Soft-launched at the end of summer, the form is for consent-related requests only; copyright-infringement cases are directed to a separate email address and a notice on the Digital Millennium Copyright Act. To report a video, a user must enter her email address, name, and digital signature, plus the URL of the material she wants removed, and she must affirm that the video was distributed without her consent.

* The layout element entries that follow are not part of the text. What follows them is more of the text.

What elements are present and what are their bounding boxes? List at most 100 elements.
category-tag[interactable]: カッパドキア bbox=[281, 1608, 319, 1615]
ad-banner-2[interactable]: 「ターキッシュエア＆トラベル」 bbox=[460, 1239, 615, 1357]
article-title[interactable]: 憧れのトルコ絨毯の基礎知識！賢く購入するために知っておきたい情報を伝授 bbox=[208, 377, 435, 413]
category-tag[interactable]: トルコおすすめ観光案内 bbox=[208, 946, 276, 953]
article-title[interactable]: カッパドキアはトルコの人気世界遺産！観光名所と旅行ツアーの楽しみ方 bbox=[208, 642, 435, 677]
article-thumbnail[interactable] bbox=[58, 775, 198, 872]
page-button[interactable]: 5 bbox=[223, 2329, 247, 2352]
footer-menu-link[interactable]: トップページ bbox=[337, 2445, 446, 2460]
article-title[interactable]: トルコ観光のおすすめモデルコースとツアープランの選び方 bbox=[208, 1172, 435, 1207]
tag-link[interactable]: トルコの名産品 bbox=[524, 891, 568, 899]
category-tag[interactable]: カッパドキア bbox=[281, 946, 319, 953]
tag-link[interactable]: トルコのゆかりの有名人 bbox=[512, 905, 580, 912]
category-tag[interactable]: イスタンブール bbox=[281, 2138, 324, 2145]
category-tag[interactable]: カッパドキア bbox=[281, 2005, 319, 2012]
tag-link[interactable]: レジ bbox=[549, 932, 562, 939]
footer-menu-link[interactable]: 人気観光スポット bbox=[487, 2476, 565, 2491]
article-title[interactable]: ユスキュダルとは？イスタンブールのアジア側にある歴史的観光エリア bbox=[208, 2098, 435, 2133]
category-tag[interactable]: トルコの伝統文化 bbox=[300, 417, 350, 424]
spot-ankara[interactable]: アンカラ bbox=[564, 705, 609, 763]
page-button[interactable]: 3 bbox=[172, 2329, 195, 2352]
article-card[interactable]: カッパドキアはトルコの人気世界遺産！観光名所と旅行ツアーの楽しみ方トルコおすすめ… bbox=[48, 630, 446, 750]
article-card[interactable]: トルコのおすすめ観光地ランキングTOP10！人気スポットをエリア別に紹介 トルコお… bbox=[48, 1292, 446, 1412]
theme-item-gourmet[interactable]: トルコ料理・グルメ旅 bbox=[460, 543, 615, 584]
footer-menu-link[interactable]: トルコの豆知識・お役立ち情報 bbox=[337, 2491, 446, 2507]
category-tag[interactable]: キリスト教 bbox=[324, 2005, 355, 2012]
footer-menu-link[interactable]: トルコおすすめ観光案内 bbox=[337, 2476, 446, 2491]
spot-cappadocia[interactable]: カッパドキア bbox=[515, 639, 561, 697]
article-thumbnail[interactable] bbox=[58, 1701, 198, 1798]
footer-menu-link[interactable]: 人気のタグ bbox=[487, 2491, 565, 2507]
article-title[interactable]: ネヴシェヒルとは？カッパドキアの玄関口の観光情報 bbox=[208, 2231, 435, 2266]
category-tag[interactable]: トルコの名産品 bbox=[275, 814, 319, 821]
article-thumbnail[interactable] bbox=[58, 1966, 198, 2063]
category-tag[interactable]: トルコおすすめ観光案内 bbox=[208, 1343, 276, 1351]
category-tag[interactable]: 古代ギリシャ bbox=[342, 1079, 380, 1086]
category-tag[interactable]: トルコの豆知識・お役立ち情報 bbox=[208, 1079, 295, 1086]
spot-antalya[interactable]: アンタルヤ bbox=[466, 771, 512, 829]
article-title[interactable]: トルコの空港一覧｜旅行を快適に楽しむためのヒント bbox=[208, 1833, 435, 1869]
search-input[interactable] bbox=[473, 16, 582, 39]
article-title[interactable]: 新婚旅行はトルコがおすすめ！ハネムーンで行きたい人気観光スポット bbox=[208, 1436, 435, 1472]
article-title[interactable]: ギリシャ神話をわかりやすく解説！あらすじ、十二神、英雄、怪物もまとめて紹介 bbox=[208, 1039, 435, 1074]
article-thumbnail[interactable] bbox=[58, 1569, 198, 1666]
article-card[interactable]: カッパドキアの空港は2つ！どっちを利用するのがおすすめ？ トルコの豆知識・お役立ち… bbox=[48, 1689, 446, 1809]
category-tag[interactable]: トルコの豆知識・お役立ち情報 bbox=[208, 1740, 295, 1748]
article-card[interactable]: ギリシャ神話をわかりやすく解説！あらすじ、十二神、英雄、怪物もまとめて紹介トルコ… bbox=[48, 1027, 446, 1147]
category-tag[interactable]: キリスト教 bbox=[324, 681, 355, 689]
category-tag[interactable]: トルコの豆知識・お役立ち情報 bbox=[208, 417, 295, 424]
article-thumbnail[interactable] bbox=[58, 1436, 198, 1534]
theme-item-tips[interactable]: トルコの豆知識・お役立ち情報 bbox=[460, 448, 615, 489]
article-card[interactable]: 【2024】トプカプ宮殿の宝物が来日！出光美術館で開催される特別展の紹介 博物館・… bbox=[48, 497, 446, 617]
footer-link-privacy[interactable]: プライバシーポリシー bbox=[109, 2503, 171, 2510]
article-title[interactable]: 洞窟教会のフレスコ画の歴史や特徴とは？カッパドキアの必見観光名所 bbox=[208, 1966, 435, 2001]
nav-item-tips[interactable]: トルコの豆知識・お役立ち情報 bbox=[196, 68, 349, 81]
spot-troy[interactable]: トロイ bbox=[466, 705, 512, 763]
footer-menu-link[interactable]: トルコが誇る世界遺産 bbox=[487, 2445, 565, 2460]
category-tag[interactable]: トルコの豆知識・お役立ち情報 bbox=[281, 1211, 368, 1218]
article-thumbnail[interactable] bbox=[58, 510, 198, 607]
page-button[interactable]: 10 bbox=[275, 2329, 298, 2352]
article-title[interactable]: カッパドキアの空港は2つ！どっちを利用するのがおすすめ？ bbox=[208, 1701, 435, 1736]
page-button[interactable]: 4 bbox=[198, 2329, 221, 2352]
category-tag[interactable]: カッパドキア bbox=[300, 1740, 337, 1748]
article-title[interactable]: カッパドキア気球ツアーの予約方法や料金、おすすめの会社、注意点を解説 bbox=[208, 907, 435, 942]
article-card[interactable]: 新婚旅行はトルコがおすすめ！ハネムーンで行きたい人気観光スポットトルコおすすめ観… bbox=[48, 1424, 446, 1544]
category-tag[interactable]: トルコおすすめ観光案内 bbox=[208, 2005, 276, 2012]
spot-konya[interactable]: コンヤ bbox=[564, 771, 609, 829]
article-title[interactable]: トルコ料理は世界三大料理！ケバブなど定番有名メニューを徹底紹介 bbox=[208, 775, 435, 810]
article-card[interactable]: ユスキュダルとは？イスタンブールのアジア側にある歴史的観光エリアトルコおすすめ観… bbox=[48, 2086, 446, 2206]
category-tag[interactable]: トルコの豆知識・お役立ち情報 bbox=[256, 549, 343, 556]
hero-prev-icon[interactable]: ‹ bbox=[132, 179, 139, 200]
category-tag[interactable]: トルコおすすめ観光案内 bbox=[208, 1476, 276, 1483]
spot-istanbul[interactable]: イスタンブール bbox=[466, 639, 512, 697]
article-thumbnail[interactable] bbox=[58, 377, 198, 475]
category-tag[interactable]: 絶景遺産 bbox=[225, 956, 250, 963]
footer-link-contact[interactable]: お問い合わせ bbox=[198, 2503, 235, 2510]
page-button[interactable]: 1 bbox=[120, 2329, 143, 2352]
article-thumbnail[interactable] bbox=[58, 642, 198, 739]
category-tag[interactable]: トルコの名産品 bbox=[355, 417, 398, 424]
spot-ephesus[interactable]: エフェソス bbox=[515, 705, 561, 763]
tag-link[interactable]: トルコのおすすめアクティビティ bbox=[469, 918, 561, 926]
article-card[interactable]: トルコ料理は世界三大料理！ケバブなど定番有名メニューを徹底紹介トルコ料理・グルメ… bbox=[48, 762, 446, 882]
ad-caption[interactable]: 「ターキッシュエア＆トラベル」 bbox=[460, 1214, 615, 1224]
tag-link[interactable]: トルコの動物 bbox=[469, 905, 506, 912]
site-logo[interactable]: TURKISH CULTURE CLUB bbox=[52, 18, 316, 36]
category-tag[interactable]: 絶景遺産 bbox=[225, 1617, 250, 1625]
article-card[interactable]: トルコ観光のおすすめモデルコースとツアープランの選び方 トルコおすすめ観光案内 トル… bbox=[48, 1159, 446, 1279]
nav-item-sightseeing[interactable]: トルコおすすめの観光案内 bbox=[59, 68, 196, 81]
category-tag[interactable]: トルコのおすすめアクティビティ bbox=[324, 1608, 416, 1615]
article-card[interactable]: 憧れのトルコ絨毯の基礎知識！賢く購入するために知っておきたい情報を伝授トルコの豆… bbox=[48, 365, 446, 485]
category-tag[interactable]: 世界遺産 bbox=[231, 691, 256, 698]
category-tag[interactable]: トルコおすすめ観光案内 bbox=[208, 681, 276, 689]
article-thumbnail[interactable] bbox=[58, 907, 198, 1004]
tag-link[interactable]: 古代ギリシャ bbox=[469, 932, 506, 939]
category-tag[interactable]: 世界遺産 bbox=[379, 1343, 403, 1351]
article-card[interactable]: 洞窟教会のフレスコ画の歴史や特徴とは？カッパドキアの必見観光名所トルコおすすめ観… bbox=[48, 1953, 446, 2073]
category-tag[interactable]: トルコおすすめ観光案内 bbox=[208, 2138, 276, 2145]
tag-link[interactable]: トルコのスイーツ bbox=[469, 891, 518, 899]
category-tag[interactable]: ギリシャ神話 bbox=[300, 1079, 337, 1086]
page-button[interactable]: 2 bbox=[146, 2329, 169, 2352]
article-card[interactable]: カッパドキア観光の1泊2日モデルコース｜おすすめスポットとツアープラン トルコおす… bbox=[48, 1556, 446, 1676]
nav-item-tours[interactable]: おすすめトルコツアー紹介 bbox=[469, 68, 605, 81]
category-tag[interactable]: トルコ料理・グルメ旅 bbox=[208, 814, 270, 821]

Pornhub’s new option is one of several recent moves by digital media companies to make the Internet a more hostile environment for revenge porn. Facing tremendous public backlash over its hosting of nonconsensual, hacked photos of nude celebrities, Reddit banned revenge porn on its site earlier this year. Twitter followed suit, and Google announced that it would remove images of revenge porn from its search results. Pornhub says it’s seen a 38 percent decrease in revenge-porn reports over the past two years. Since 2013, 22 U.S. states and D.C. passed laws criminalizing the distribution of revenge porn. Only three states had laws on the books before then.

Still, many revenge-porn reports come too late to do much good. “The current process has been carefully refined and is highly accurate in terms of being able to determine what is revenge porn,” writes Pornhub Vice President Corey Price in an email. “…Videos are generally taken off the site within hours of receiving the request.”

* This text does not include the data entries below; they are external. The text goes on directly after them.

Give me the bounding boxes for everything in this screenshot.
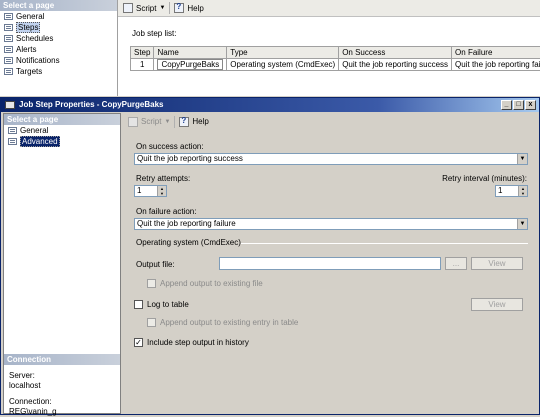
chevron-down-icon[interactable]: ▼ xyxy=(159,5,165,11)
on-failure-dropdown[interactable]: Quit the job reporting failure ▼ xyxy=(134,218,528,230)
column-header-type[interactable]: Type xyxy=(227,47,339,59)
bg-page-notifications[interactable]: Notifications xyxy=(0,55,117,66)
page-icon xyxy=(8,127,17,134)
toolbar-separator xyxy=(169,2,170,14)
retry-attempts-label: Retry attempts: xyxy=(136,174,190,184)
bg-page-general[interactable]: General xyxy=(0,11,117,22)
dialog-titlebar[interactable]: Job Step Properties - CopyPurgeBaks _ □ … xyxy=(1,98,539,112)
os-section-label: Operating system (CmdExec) xyxy=(136,238,241,248)
retry-attempts-spinner[interactable]: 1 ▲▼ xyxy=(134,185,167,197)
page-icon xyxy=(4,68,13,75)
view-table-button[interactable]: View xyxy=(471,298,523,311)
cell-on-success: Quit the job reporting success xyxy=(339,59,452,71)
column-header-on-failure[interactable]: On Failure xyxy=(452,47,540,59)
page-general[interactable]: General xyxy=(4,125,120,136)
page-icon xyxy=(4,13,13,20)
page-icon xyxy=(8,138,17,145)
browse-button[interactable]: ... xyxy=(445,257,467,270)
table-header-row: Step Name Type On Success On Failure xyxy=(131,47,540,59)
help-button[interactable]: Help xyxy=(179,115,208,128)
include-history-checkbox[interactable]: ✓ xyxy=(134,338,143,347)
append-entry-label: Append output to existing entry in table xyxy=(160,318,298,328)
section-divider xyxy=(241,243,528,244)
select-page-header: Select a page xyxy=(0,0,117,11)
connection-label: Connection: xyxy=(4,397,120,407)
connection-header: Connection xyxy=(4,354,120,365)
view-output-button[interactable]: View xyxy=(471,257,523,270)
bg-toolbar: Script▼ Help xyxy=(118,0,540,17)
script-icon xyxy=(123,3,133,13)
append-output-label: Append output to existing file xyxy=(160,279,263,289)
background-page-list: Select a page General Steps Schedules Al… xyxy=(0,0,118,96)
server-label: Server: xyxy=(4,371,120,381)
connection-panel: Connection Server: localhost Connection:… xyxy=(4,354,120,417)
output-file-input[interactable] xyxy=(219,257,441,270)
page-icon xyxy=(4,57,13,64)
job-step-properties-dialog: Job Step Properties - CopyPurgeBaks _ □ … xyxy=(0,97,540,415)
page-icon xyxy=(4,24,13,31)
log-to-table-label: Log to table xyxy=(147,300,189,310)
maximize-button[interactable]: □ xyxy=(513,100,524,110)
bg-help-button[interactable]: Help xyxy=(174,2,203,15)
close-button[interactable]: x xyxy=(525,100,536,110)
retry-interval-spinner[interactable]: 1 ▲▼ xyxy=(495,185,528,197)
dialog-page-list: Select a page General Advanced Connectio… xyxy=(3,113,121,414)
dialog-toolbar: Script▼ Help xyxy=(123,113,537,130)
script-button[interactable]: Script▼ xyxy=(128,115,170,128)
window-icon xyxy=(5,101,15,109)
toolbar-separator xyxy=(174,116,175,128)
script-icon xyxy=(128,117,138,127)
chevron-down-icon[interactable]: ▼ xyxy=(164,119,170,125)
minimize-button[interactable]: _ xyxy=(501,100,512,110)
spinner-arrows-icon[interactable]: ▲▼ xyxy=(157,186,166,196)
column-header-step[interactable]: Step xyxy=(131,47,154,59)
help-icon xyxy=(179,117,189,127)
column-header-name[interactable]: Name xyxy=(154,47,227,59)
bg-page-alerts[interactable]: Alerts xyxy=(0,44,117,55)
server-value: localhost xyxy=(4,381,120,391)
on-success-label: On success action: xyxy=(136,142,204,152)
page-advanced[interactable]: Advanced xyxy=(4,136,120,147)
output-file-label: Output file: xyxy=(136,260,175,270)
on-success-dropdown[interactable]: Quit the job reporting success ▼ xyxy=(134,153,528,165)
include-history-label: Include step output in history xyxy=(147,338,249,348)
on-failure-label: On failure action: xyxy=(136,207,196,217)
append-entry-checkbox[interactable] xyxy=(147,318,156,327)
help-icon xyxy=(174,3,184,13)
spinner-arrows-icon[interactable]: ▲▼ xyxy=(518,186,527,196)
dialog-title: Job Step Properties - CopyPurgeBaks xyxy=(19,100,163,109)
select-page-header: Select a page xyxy=(4,114,120,125)
table-row[interactable]: 1 CopyPurgeBaks Operating system (CmdExe… xyxy=(131,59,540,71)
page-icon xyxy=(4,35,13,42)
page-icon xyxy=(4,46,13,53)
cell-on-failure: Quit the job reporting failure xyxy=(452,59,540,71)
bg-page-schedules[interactable]: Schedules xyxy=(0,33,117,44)
bg-page-steps[interactable]: Steps xyxy=(0,22,117,33)
advanced-page-content: Script▼ Help On success action: Quit the… xyxy=(123,113,537,414)
retry-interval-label: Retry interval (minutes): xyxy=(442,174,527,184)
column-header-on-success[interactable]: On Success xyxy=(339,47,452,59)
job-step-list-label: Job step list: xyxy=(132,29,176,39)
log-to-table-checkbox[interactable] xyxy=(134,300,143,309)
chevron-down-icon[interactable]: ▼ xyxy=(517,154,527,164)
bg-page-targets[interactable]: Targets xyxy=(0,66,117,77)
connection-value: REG\vanin_g xyxy=(4,407,120,417)
cell-name: CopyPurgeBaks xyxy=(154,59,227,71)
append-output-checkbox[interactable] xyxy=(147,279,156,288)
job-step-table: Step Name Type On Success On Failure 1 C… xyxy=(130,46,540,71)
cell-type: Operating system (CmdExec) xyxy=(227,59,339,71)
chevron-down-icon[interactable]: ▼ xyxy=(517,219,527,229)
bg-script-button[interactable]: Script▼ xyxy=(123,2,165,15)
cell-step: 1 xyxy=(131,59,154,71)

But victims often don’t hear about the damaging images and videos until months or even years after it’s been posted. The longer material lasts on a site, the more likely someone else is to download it and post it elsewhere—and, of course, the initial perpetrator still has the original media when a site takes the content down. People have changed their names and quit their jobs to escape the traumatic effects of revenge porn, which, thanks to the flattening of time on the Internet, can haunt victims in perpetuity.

“[Revenge porn] migrates through the Internet. We then have a whack-a-mole problem,” Internet privacy attorney Carrie Goldberg told Newsweek. “While [Pornhub’s] reporting form is certainly something positive, I am still left chasing fruit flies with a butterfly net,” attorney Elisa D’Amico echoed.

Pornhub’s form includes an open field with a prompt: “Reason why you want this content removed.” The explanation is more than Pornhub asks of its members who upload videos—a remarkably simple process that’s similar to YouTube’s. Price says that Pornhub is in the process of adding language to the upload page that tells users they must have the permission of all participants to post the content. A few more barriers on the front end—like a reminder to users that disseminating revenge porn is illegal in 26 states—might do more to deter prospective revenge-porn perps.